- Italian theatrical release poster by Enzo Sciotti
- Directed by: Sergio Martino
- Screenplay by: Ernesto Gastaldi; Maria Chianetta;
- Story by: Ernesto Gastaldi; Dardano Sacchetti;
- Produced by: Luciano Martino
- Starring: Elvire Audray; Paolo Malco; Claudio Cassinelli; Marilù Tolo; Wandisa Guida;
- Cinematography: Giancarlo Ferrando
- Edited by: Eugenio Alabiso; Daniele Alabiso;
- Music by: Fabio Frizzi
- Production companies: Dania Film; Medusa Distribuzione; Imp.Ex.Ci.Sa.; Les Films Jacques Leitienne;
- Distributed by: Medusa
- Release dates: 17 September 1982 (Italy); 24 August 1983 (France);
- Running time: 98 minutes
- Countries: Italy; France;

= The Scorpion with Two Tails =

The Scorpion with Two Tails (Assassinio al cimitero etrusco) is a 1982 film directed by Sergio Martino.

==Plot==

Joan has nightmares of Etruscan sacrifices. She knows very well the Etruscan language and her husband Arthur is an archeologist studying Etruscan tombs. In her nightmare, she foresees her husband's death. And Arthur is then killed in the same way the Etruscans killed their sacrifice victims, convincing her that someone (or something) may be after her as well.

==Production==
The Scorpion with Two Tails originally started life as an 8-part television series to be titled Il mistero degli Etruschi or Lo scorpione a due code. Two original scripts are located in the SIAE archives, one signed by Ernesto Gastaldi and one by Dardano Sacchetti in 1982. The French film producer Jacques Leitienne is also listed in the credits as a co-writer, but this was purely for bureaucratic reasons.
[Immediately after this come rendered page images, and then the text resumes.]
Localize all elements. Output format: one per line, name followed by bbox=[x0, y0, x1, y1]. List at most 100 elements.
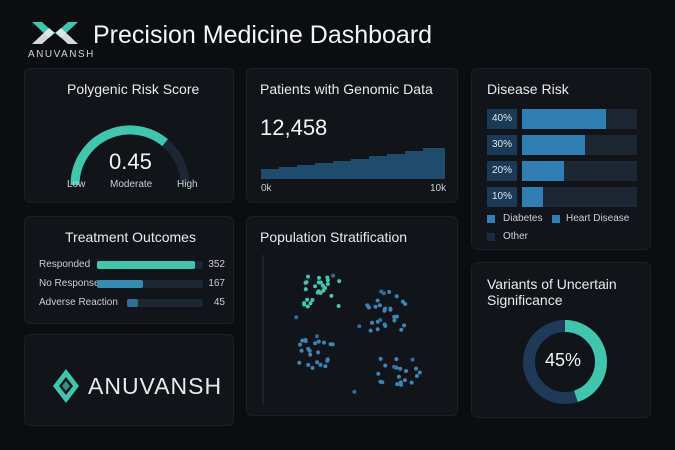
scatter-point bbox=[375, 298, 380, 303]
patients-title: Patients with Genomic Data bbox=[260, 81, 433, 97]
scatter-point bbox=[306, 362, 311, 367]
vus-donut-fill bbox=[523, 320, 607, 404]
scatter-point bbox=[303, 287, 308, 292]
scatter-point bbox=[380, 380, 385, 385]
vus-title-line1: Variants of Uncertain bbox=[487, 276, 617, 292]
scatter-point bbox=[307, 348, 312, 353]
prs-label-moderate: Moderate bbox=[110, 179, 153, 190]
card-patients-genomic-data[interactable]: Patients with Genomic Data 12,458 0k 10k bbox=[246, 68, 458, 203]
prs-gauge-fill bbox=[70, 125, 168, 186]
card-disease-risk[interactable]: Disease Risk 40% 30% 20% 10% Diabetes Heart… bbox=[471, 68, 651, 250]
vus-value: 45% bbox=[545, 350, 582, 370]
disease-row-bar-fill bbox=[522, 109, 606, 129]
anuvansh-brand-icon bbox=[53, 369, 79, 403]
scatter-point bbox=[325, 282, 330, 286]
scatter-point bbox=[414, 374, 419, 378]
treatment-row-bar[interactable] bbox=[97, 261, 203, 269]
scatter-point bbox=[400, 299, 405, 304]
disease-row-bar[interactable] bbox=[522, 187, 637, 207]
scatter-point bbox=[313, 284, 318, 289]
treatment-row-bar-fill bbox=[127, 299, 138, 307]
scatter-point bbox=[409, 380, 414, 385]
scatter-point bbox=[316, 350, 321, 355]
disease-row-label: 40% bbox=[487, 109, 517, 129]
legend-swatch-diabetes bbox=[487, 214, 495, 223]
legend-swatch-other bbox=[487, 232, 495, 241]
dashboard-header: ANUVANSH Precision Medicine Dashboard bbox=[26, 14, 646, 62]
scatter-point bbox=[294, 315, 299, 320]
scatter-point bbox=[322, 340, 326, 345]
scatter-point bbox=[317, 275, 321, 280]
brand-name: ANUVANSH bbox=[88, 373, 223, 399]
population-title: Population Stratification bbox=[260, 229, 408, 245]
scatter-point bbox=[297, 360, 302, 365]
scatter-point bbox=[329, 293, 334, 298]
page-title: Precision Medicine Dashboard bbox=[93, 21, 433, 49]
scatter-point bbox=[315, 290, 320, 295]
treatment-row-label: Adverse Reaction bbox=[39, 297, 118, 308]
patients-count: 12,458 bbox=[260, 115, 328, 140]
card-vus[interactable]: Variants of Uncertain Significance 45% bbox=[471, 262, 651, 418]
scatter-point bbox=[399, 382, 403, 387]
scatter-point bbox=[298, 342, 302, 347]
scatter-point bbox=[381, 291, 386, 296]
scatter-point bbox=[325, 278, 330, 283]
scatter-point bbox=[394, 314, 399, 319]
prs-value: 0.45 bbox=[109, 149, 152, 174]
scatter-point bbox=[402, 323, 407, 328]
treatment-row-label: Responded bbox=[39, 259, 91, 270]
disease-row-bar-fill bbox=[522, 135, 585, 155]
disease-row-bar[interactable] bbox=[522, 109, 637, 129]
legend-item-diabetes[interactable]: Diabetes bbox=[487, 213, 542, 224]
disease-title: Disease Risk bbox=[487, 81, 569, 97]
scatter-point bbox=[310, 365, 315, 370]
scatter-point bbox=[375, 327, 380, 332]
legend-item-other[interactable]: Other bbox=[487, 231, 528, 242]
scatter-point bbox=[325, 357, 330, 362]
treatment-title: Treatment Outcomes bbox=[65, 229, 196, 245]
card-treatment-outcomes[interactable]: Treatment Outcomes Responded 352 No Respon… bbox=[24, 216, 234, 324]
scatter-point bbox=[378, 318, 383, 322]
scatter-point bbox=[378, 356, 383, 361]
scatter-point bbox=[370, 320, 374, 325]
card-brand: ANUVANSH bbox=[24, 334, 234, 426]
scatter-point bbox=[395, 382, 400, 387]
scatter-point bbox=[402, 378, 407, 383]
scatter-point bbox=[373, 304, 378, 309]
scatter-point bbox=[417, 370, 422, 375]
scatter-point bbox=[300, 338, 305, 343]
patients-step-chart bbox=[261, 148, 445, 179]
disease-row-label: 30% bbox=[487, 135, 517, 155]
disease-row-bar[interactable] bbox=[522, 135, 637, 155]
disease-row-bar[interactable] bbox=[522, 161, 637, 181]
scatter-point bbox=[318, 362, 323, 367]
scatter-point bbox=[310, 298, 315, 302]
scatter-point bbox=[376, 371, 381, 376]
treatment-row-bar-fill bbox=[97, 261, 195, 269]
scatter-point bbox=[387, 290, 392, 294]
scatter-point bbox=[308, 301, 313, 306]
disease-row-bar-fill bbox=[522, 187, 543, 207]
scatter-point bbox=[299, 348, 304, 353]
treatment-row-value: 352 bbox=[208, 259, 225, 270]
scatter-point bbox=[365, 303, 370, 308]
scatter-point bbox=[337, 279, 342, 284]
prs-gauge bbox=[70, 125, 190, 186]
disease-row-label: 10% bbox=[487, 187, 517, 207]
scatter-point bbox=[316, 339, 321, 344]
scatter-point bbox=[305, 297, 310, 302]
scatter-point bbox=[315, 360, 320, 365]
scatter-point bbox=[394, 294, 399, 299]
scatter-point bbox=[305, 304, 310, 309]
scatter-point bbox=[302, 302, 307, 307]
treatment-row-bar[interactable] bbox=[97, 280, 203, 288]
treatment-row-bar[interactable] bbox=[127, 299, 203, 307]
prs-label-low: Low bbox=[67, 179, 86, 190]
legend-item-heart-disease[interactable]: Heart Disease bbox=[552, 213, 629, 224]
prs-title: Polygenic Risk Score bbox=[67, 81, 200, 97]
card-population-stratification[interactable]: Population Stratification bbox=[246, 216, 458, 416]
card-polygenic-risk-score[interactable]: Polygenic Risk Score 0.45 Low Moderate H… bbox=[24, 68, 234, 203]
scatter-point bbox=[399, 327, 404, 332]
disease-row-bar-fill bbox=[522, 161, 564, 181]
scatter-point bbox=[383, 306, 387, 311]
Shooting lasted for four months in Volterra, Cerveteri, Formello, New York City and at R.P.A. Elios Studios in Rome. Although originally made for television, the film was shot on 16mm and blown up to 35mm for its theatrical release.

==Release==
The Scorpion with Two Tails was distributed theatrically in Italy by Medusa on 17 September 1982. It was distributed in France as Crime au cimetière étrusque on 24 August 1983. In the late 1980s, the series was purchased by Reteitalia to be shown as a two-part feature for Canale 5. This abridged version was re-edited by Claudio Lattanzi but was never shown on Canale 5.

Sergio Martino later regretted the film saying "it didn't add anything to my career, not even from an economic standpoint."